Bacterial aromatic polyketides are a family of structurally diverse natural products with important pharmaceutical and agricultural applications, including antibiotics tetracyclines and anticancer agents doxorubicin, etc. Since most natural polyketide-producing organisms are slow-growing and/or genetically intractable, it is desirable to transfer polyketide biosynthetic pathways to a more robust host such as Escherichia coli (E. coli) for pathway engineering and product isolation. While E. coli has been recently metabolically engineered to produce simple monocyclic or bicyclic compounds, complex aromatic polyketides have not been synthesized by E. coli largely due to the fact that the responsible type II minimal polyketide synthase (PKS) cannot be functionally expressed in E. coli.
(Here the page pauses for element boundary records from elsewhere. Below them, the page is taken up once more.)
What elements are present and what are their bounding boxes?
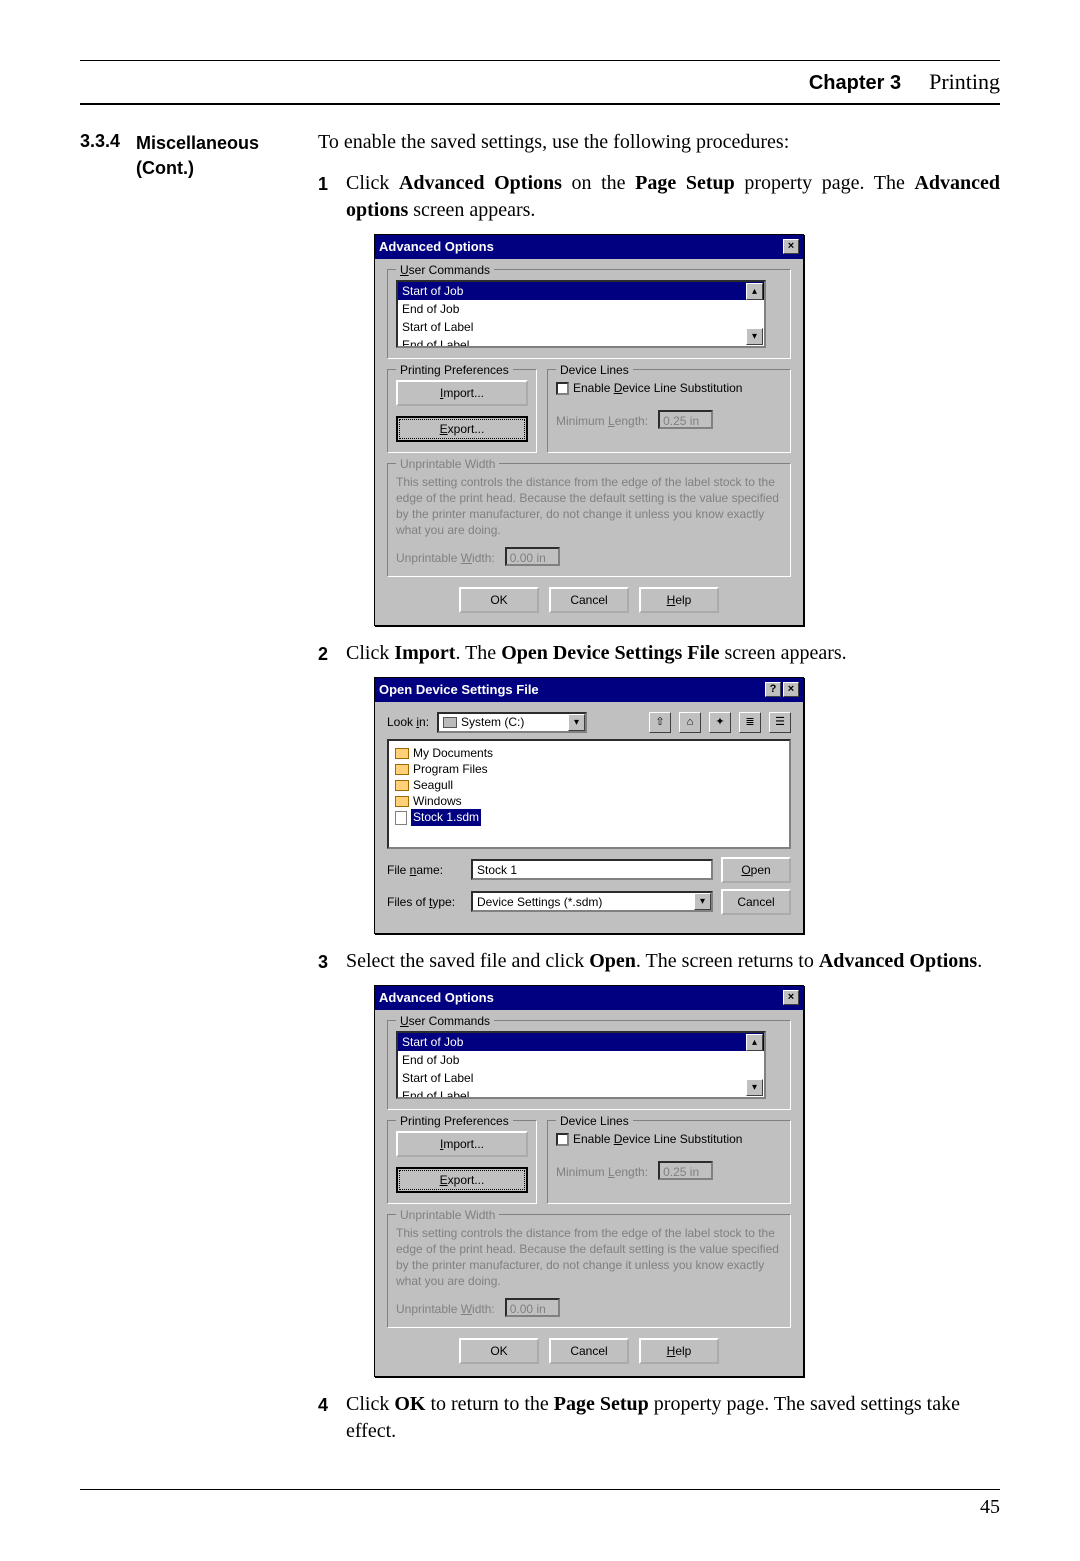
user-commands-list[interactable]: Start of Job End of Job Start of Label E…: [396, 280, 766, 348]
enable-device-checkbox[interactable]: [556, 382, 569, 395]
unprintable-width-input: 0.00 in: [505, 1298, 560, 1317]
printing-prefs-group: Printing Preferences Import... Export...: [387, 369, 537, 453]
new-folder-icon[interactable]: ✦: [709, 712, 731, 733]
titlebar: Open Device Settings File ? ×: [375, 678, 803, 702]
scroll-down-icon[interactable]: ▾: [746, 1079, 763, 1096]
device-lines-group: Device Lines Enable Device Line Substitu…: [547, 1120, 791, 1204]
section-cont: (Cont.): [136, 156, 290, 180]
import-button[interactable]: Import...: [396, 1131, 528, 1157]
open-file-dialog: Open Device Settings File ? × Look in: S…: [374, 677, 804, 934]
up-folder-icon[interactable]: ⇧: [649, 712, 671, 733]
export-button[interactable]: Export...: [396, 1167, 528, 1193]
drive-icon: [443, 717, 457, 728]
advanced-options-dialog-2: Advanced Options × User Commands Start o…: [374, 985, 804, 1377]
details-view-icon[interactable]: ☰: [769, 712, 791, 733]
help-button[interactable]: Help: [639, 587, 719, 613]
list-view-icon[interactable]: ≣: [739, 712, 761, 733]
chapter-title: Printing: [929, 67, 1000, 97]
filetype-combo[interactable]: Device Settings (*.sdm) ▾: [471, 891, 713, 912]
step-3: Select the saved file and click Open. Th…: [318, 948, 1000, 1377]
chevron-down-icon[interactable]: ▾: [568, 714, 585, 731]
intro-text: To enable the saved settings, use the fo…: [318, 129, 1000, 156]
scroll-up-icon[interactable]: ▴: [746, 283, 763, 300]
unprintable-width-input: 0.00 in: [505, 547, 560, 566]
desktop-icon[interactable]: ⌂: [679, 712, 701, 733]
step-1: Click Advanced Options on the Page Setup…: [318, 170, 1000, 626]
device-lines-group: Device Lines Enable Device Line Substitu…: [547, 369, 791, 453]
folder-icon: [395, 780, 409, 791]
advanced-options-dialog: Advanced Options × User Commands Start o…: [374, 234, 804, 626]
min-length-input: 0.25 in: [658, 410, 713, 429]
help-icon[interactable]: ?: [765, 682, 781, 697]
titlebar: Advanced Options ×: [375, 986, 803, 1010]
open-button[interactable]: Open: [721, 857, 791, 883]
close-icon[interactable]: ×: [783, 239, 799, 254]
filename-input[interactable]: Stock 1: [471, 859, 713, 880]
min-length-input: 0.25 in: [658, 1161, 713, 1180]
scroll-up-icon[interactable]: ▴: [746, 1034, 763, 1051]
page-number: 45: [80, 1494, 1000, 1521]
user-commands-list[interactable]: Start of Job End of Job Start of Label E…: [396, 1031, 766, 1099]
printing-prefs-group: Printing Preferences Import... Export...: [387, 1120, 537, 1204]
folder-icon: [395, 748, 409, 759]
section-heading: 3.3.4 Miscellaneous (Cont.): [80, 129, 290, 1459]
close-icon[interactable]: ×: [783, 990, 799, 1005]
folder-icon: [395, 796, 409, 807]
cancel-button[interactable]: Cancel: [549, 1338, 629, 1364]
import-button[interactable]: Import...: [396, 380, 528, 406]
chapter-label: Chapter 3: [809, 70, 901, 97]
step-2: Click Import. The Open Device Settings F…: [318, 640, 1000, 934]
file-list[interactable]: My Documents Program Files Seagull Windo…: [387, 739, 791, 849]
cancel-button[interactable]: Cancel: [549, 587, 629, 613]
scroll-down-icon[interactable]: ▾: [746, 328, 763, 345]
user-commands-group: User Commands Start of Job End of Job St…: [387, 1020, 791, 1110]
enable-device-checkbox[interactable]: [556, 1133, 569, 1146]
titlebar: Advanced Options ×: [375, 235, 803, 259]
step-4: Click OK to return to the Page Setup pro…: [318, 1391, 1000, 1445]
file-icon: [395, 811, 407, 825]
cancel-button[interactable]: Cancel: [721, 889, 791, 915]
unprintable-width-group: Unprintable Width This setting controls …: [387, 1214, 791, 1328]
close-icon[interactable]: ×: [783, 682, 799, 697]
export-button[interactable]: Export...: [396, 416, 528, 442]
ok-button[interactable]: OK: [459, 1338, 539, 1364]
lookin-combo[interactable]: System (C:) ▾: [437, 712, 587, 733]
section-title: Miscellaneous: [136, 131, 290, 155]
user-commands-group: User Commands Start of Job End of Job St…: [387, 269, 791, 359]
unprintable-width-group: Unprintable Width This setting controls …: [387, 463, 791, 577]
ok-button[interactable]: OK: [459, 587, 539, 613]
page-header: Chapter 3 Printing: [80, 67, 1000, 105]
help-button[interactable]: Help: [639, 1338, 719, 1364]
chevron-down-icon[interactable]: ▾: [694, 893, 711, 910]
folder-icon: [395, 764, 409, 775]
In this work, the biosynthetic potential of fungal PKS4 from Gibberella fujikuroi will be explored for combinatorial biosynthesis of bacterial aromatic polyketides in E. coli. Using a catalytic platform that employs a reengineered PKS4 and tailoring enzymes, we demonstrate the biosynthesis of complex aromatic polyketides in E. coli for the first time.